Davie appeared. “Mr. Alexander has gone to the laird’s room. Mrs. Grizel wad have ye all come, too, sae be ye move saftly and sit dumb.”
The three went. The laird’s room was large and somewhat grimly bare. When his wife died he would have taken out every luxury. But a great fire burned on the hearth and gave a touch of redemption. A couch, too, had been brought in for the watcher at night, and a great flowered chair. In this now sat Mrs.
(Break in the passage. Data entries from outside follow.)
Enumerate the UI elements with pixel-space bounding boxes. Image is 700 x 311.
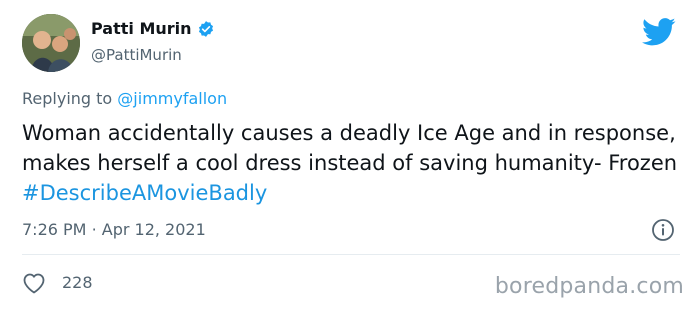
watermark: boredpanda.com bbox=[494, 274, 684, 299]
author-handle[interactable]: @PattiMurin bbox=[91, 46, 182, 64]
author-name[interactable]: Patti Murin bbox=[91, 19, 192, 38]
author-name-row: Patti Murin bbox=[91, 19, 215, 38]
hashtag-link[interactable]: #DescribeAMovieBadly bbox=[22, 181, 267, 205]
meta-separator: · bbox=[91, 220, 97, 239]
heart-icon[interactable] bbox=[22, 272, 46, 298]
info-icon[interactable] bbox=[651, 218, 675, 246]
reply-mention-link[interactable]: @jimmyfallon bbox=[117, 89, 227, 108]
reply-prefix: Replying to bbox=[22, 89, 113, 108]
tweet-timestamp[interactable]: 7:26 PM · Apr 12, 2021 bbox=[22, 220, 206, 239]
verified-badge-icon bbox=[197, 20, 215, 38]
divider bbox=[22, 254, 680, 255]
avatar[interactable] bbox=[22, 14, 80, 72]
tweet-text: Woman accidentally causes a deadly Ice A… bbox=[22, 118, 682, 208]
twitter-bird-icon[interactable] bbox=[642, 17, 676, 51]
tweet-date: Apr 12, 2021 bbox=[101, 220, 206, 239]
tweet-body: Woman accidentally causes a deadly Ice A… bbox=[22, 121, 678, 175]
tweet-time: 7:26 PM bbox=[22, 220, 87, 239]
like-count: 228 bbox=[62, 273, 93, 292]
reply-context: Replying to @jimmyfallon bbox=[22, 89, 227, 108]
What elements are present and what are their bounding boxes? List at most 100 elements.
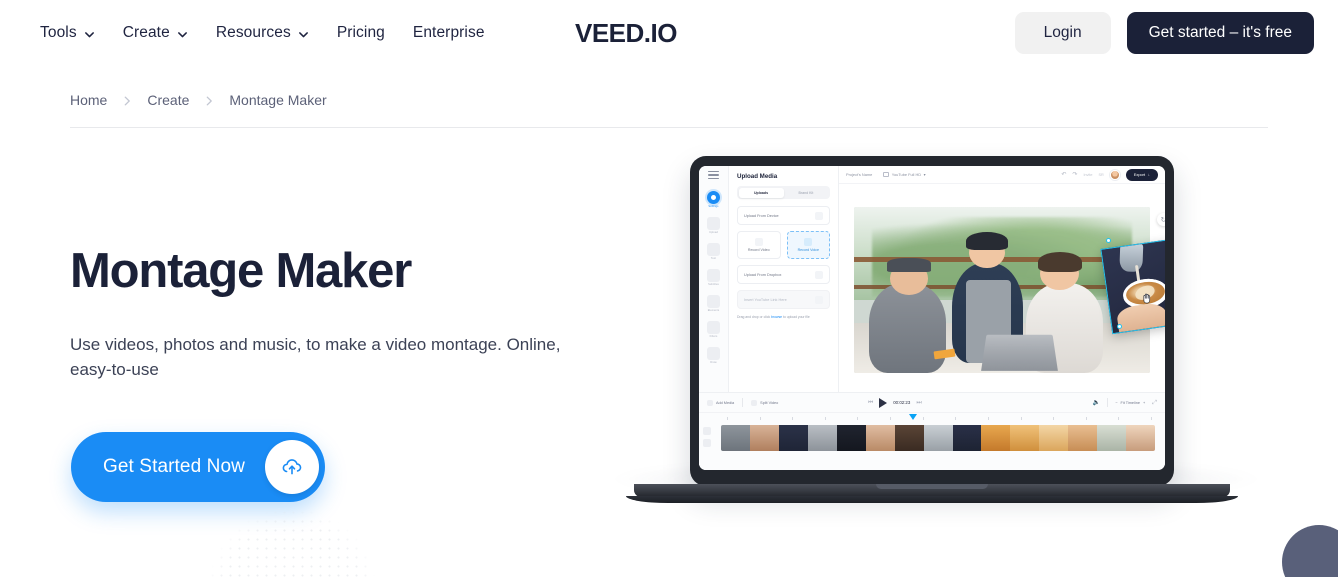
track-lock-icon[interactable] xyxy=(703,439,711,447)
hint-suffix: to upload your file xyxy=(782,315,810,320)
share-initials[interactable]: SR xyxy=(1099,173,1104,177)
rotate-icon[interactable]: ↻ xyxy=(1157,213,1165,226)
breadcrumb-item-create[interactable]: Create xyxy=(147,92,203,108)
invite-label[interactable]: Invite xyxy=(1083,173,1092,177)
scissors-icon xyxy=(751,399,758,406)
login-button[interactable]: Login xyxy=(1014,12,1111,54)
sidebar-item-label: Text xyxy=(710,256,717,260)
sidebar-item-label: Subtitles xyxy=(708,282,719,286)
nav-item-create[interactable]: Create xyxy=(109,16,202,50)
record-voice-button[interactable]: Record Voice xyxy=(786,231,830,260)
time-code: 00:02:23 xyxy=(893,400,911,405)
play-icon[interactable] xyxy=(879,397,888,408)
editor-timeline: Add Media Split Video ⏮ 00:02:23 ⏭ 🔈 − F… xyxy=(699,392,1165,470)
track-visibility-icon[interactable] xyxy=(703,427,711,435)
sidebar-item-draw[interactable]: Draw xyxy=(699,343,729,367)
editor-screen: Settings Upload Text Subtitles Elements … xyxy=(699,166,1165,470)
get-started-button[interactable]: Get started – it's free xyxy=(1126,12,1314,54)
sidebar-item-text[interactable]: Text xyxy=(699,239,729,263)
nav-item-label: Resources xyxy=(215,24,291,41)
export-label: Export xyxy=(1133,172,1146,177)
chevron-down-icon: ▾ xyxy=(923,172,926,177)
topbar-actions: ↶ ↷ Invite SR Export ↓ xyxy=(1061,168,1158,181)
sidebar-item-settings[interactable]: Settings xyxy=(699,187,729,211)
menu-icon[interactable] xyxy=(708,171,719,179)
option-label: Record Video xyxy=(747,248,770,253)
add-media-label: Add Media xyxy=(716,400,735,405)
veed-logo[interactable]: VEED.IO xyxy=(575,18,677,49)
upload-icon xyxy=(707,216,720,230)
selection-handle-tl[interactable] xyxy=(1106,238,1111,243)
fit-timeline-label: Fit Timeline xyxy=(1120,400,1140,405)
timeline-ruler[interactable] xyxy=(699,413,1165,424)
panel-title: Upload Media xyxy=(737,173,778,180)
nav-item-label: Pricing xyxy=(336,24,385,41)
timeline-track-controls xyxy=(703,427,711,447)
filters-icon xyxy=(707,320,720,334)
page-title: Montage Maker xyxy=(70,244,412,298)
sidebar-item-upload[interactable]: Upload xyxy=(699,213,729,237)
split-video-button[interactable]: Split Video xyxy=(751,399,779,406)
add-media-button[interactable]: Add Media xyxy=(707,399,735,406)
timeline-toolbar: Add Media Split Video ⏮ 00:02:23 ⏭ 🔈 − F… xyxy=(699,393,1165,413)
youtube-link-input[interactable]: Insert YouTube Link Here xyxy=(737,290,830,310)
sidebar-item-label: Upload xyxy=(709,230,718,234)
page-root: Tools Create Resources Pricing Enterpris… xyxy=(0,0,1338,577)
sidebar-item-elements[interactable]: Elements xyxy=(699,291,729,315)
nav-item-pricing[interactable]: Pricing xyxy=(323,16,399,50)
download-icon: ↓ xyxy=(1148,172,1150,177)
panel-tabs: Uploads Brand Kit xyxy=(737,186,830,200)
minus-icon: − xyxy=(1115,400,1118,405)
skip-forward-icon[interactable]: ⏭ xyxy=(916,400,921,406)
grab-hand-cursor xyxy=(1141,291,1152,304)
avatar[interactable] xyxy=(1109,169,1120,180)
chat-bubble[interactable] xyxy=(1282,525,1338,577)
plus-icon: + xyxy=(1142,400,1146,405)
export-button[interactable]: Export ↓ xyxy=(1125,168,1158,181)
split-video-label: Split Video xyxy=(760,400,779,405)
laptop-lid: Settings Upload Text Subtitles Elements … xyxy=(690,156,1174,486)
chevron-down-icon xyxy=(298,29,309,40)
dropbox-icon xyxy=(815,270,823,279)
cta-label: Get Started Now xyxy=(103,456,245,477)
timeline-track[interactable] xyxy=(721,425,1155,451)
nav-item-tools[interactable]: Tools xyxy=(26,16,109,50)
page-subtitle: Use videos, photos and music, to make a … xyxy=(70,335,561,379)
expand-icon[interactable]: ⤢ xyxy=(1152,400,1157,406)
frame-icon xyxy=(883,172,890,177)
upload-from-dropbox-button[interactable]: Upload From Dropbox xyxy=(737,265,830,285)
dotted-circle-decoration xyxy=(208,508,376,577)
tab-brand-kit[interactable]: Brand Kit xyxy=(784,188,829,198)
chevron-down-icon xyxy=(177,29,188,40)
sidebar-item-subtitles[interactable]: Subtitles xyxy=(699,265,729,289)
browse-link[interactable]: browse xyxy=(771,315,782,319)
nav-item-resources[interactable]: Resources xyxy=(202,16,323,50)
undo-icon[interactable]: ↶ xyxy=(1061,172,1066,178)
option-label: Record Voice xyxy=(797,248,819,253)
laptop-base-foot xyxy=(626,496,1238,503)
nav-item-enterprise[interactable]: Enterprise xyxy=(399,16,499,50)
subtitles-icon xyxy=(707,268,720,282)
option-label: Insert YouTube Link Here xyxy=(744,297,787,302)
project-name[interactable]: Project's Name xyxy=(846,172,872,177)
upload-from-device-button[interactable]: Upload From Device xyxy=(737,206,830,226)
skip-back-icon[interactable]: ⏮ xyxy=(868,400,873,406)
record-video-button[interactable]: Record Video xyxy=(737,231,781,260)
drag-drop-hint: Drag and drop or click browse to upload … xyxy=(737,315,830,319)
breadcrumb-item-home[interactable]: Home xyxy=(70,92,121,108)
playhead[interactable] xyxy=(908,414,917,420)
fit-timeline-button[interactable]: − Fit Timeline + xyxy=(1115,401,1145,405)
preset-selector[interactable]: YouTube Full HD ▾ xyxy=(879,170,929,179)
tab-uploads[interactable]: Uploads xyxy=(738,187,784,198)
timeline-right-controls: 🔈 − Fit Timeline + ⤢ xyxy=(1093,398,1157,407)
sidebar-item-filters[interactable]: Filters xyxy=(699,317,729,341)
volume-icon[interactable]: 🔈 xyxy=(1093,400,1100,406)
laptop-mockup: Settings Upload Text Subtitles Elements … xyxy=(596,156,1276,508)
redo-icon[interactable]: ↷ xyxy=(1072,172,1077,178)
selection-handle-bl[interactable] xyxy=(1117,324,1122,329)
chevron-right-icon xyxy=(121,94,133,106)
chevron-right-icon xyxy=(203,94,215,106)
video-preview[interactable]: ↻ xyxy=(854,207,1165,373)
microphone-icon xyxy=(804,237,813,246)
overlay-clip-image[interactable] xyxy=(1100,237,1165,335)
Grizel Kerr, a pleasant, elderly, comely body, noted for her housewifery and her garden of herbs. Behind her, out of a shadowy corner, gleamed the white mutch of Tibbie Ross, the best nurse in that countryside. Jamie and Alice took two chairs that had been set for them near the bed. Strickland moved to the recess of a window. Outside the snow fell in very large flakes, large and many, straight and steady, there being no wind.
In a chair drawn close to the great bed, on a line with the sick man’s hand lying on the coverlet, sat the heir of Glenfernie. He sat leaning forward, with one hand near the hand of his father. The laird’s eyes were closed. He had been given a stimulant and he now lay gathering his powers that were not far from this life’s frontier. The curtains of the bed had been drawn quite back; propped by pillows into a half-sitting posture, he was plain to all in the room, in the ruddy light of the fire. A clock upon the wall ticked, ticked. Those in the room sat very still.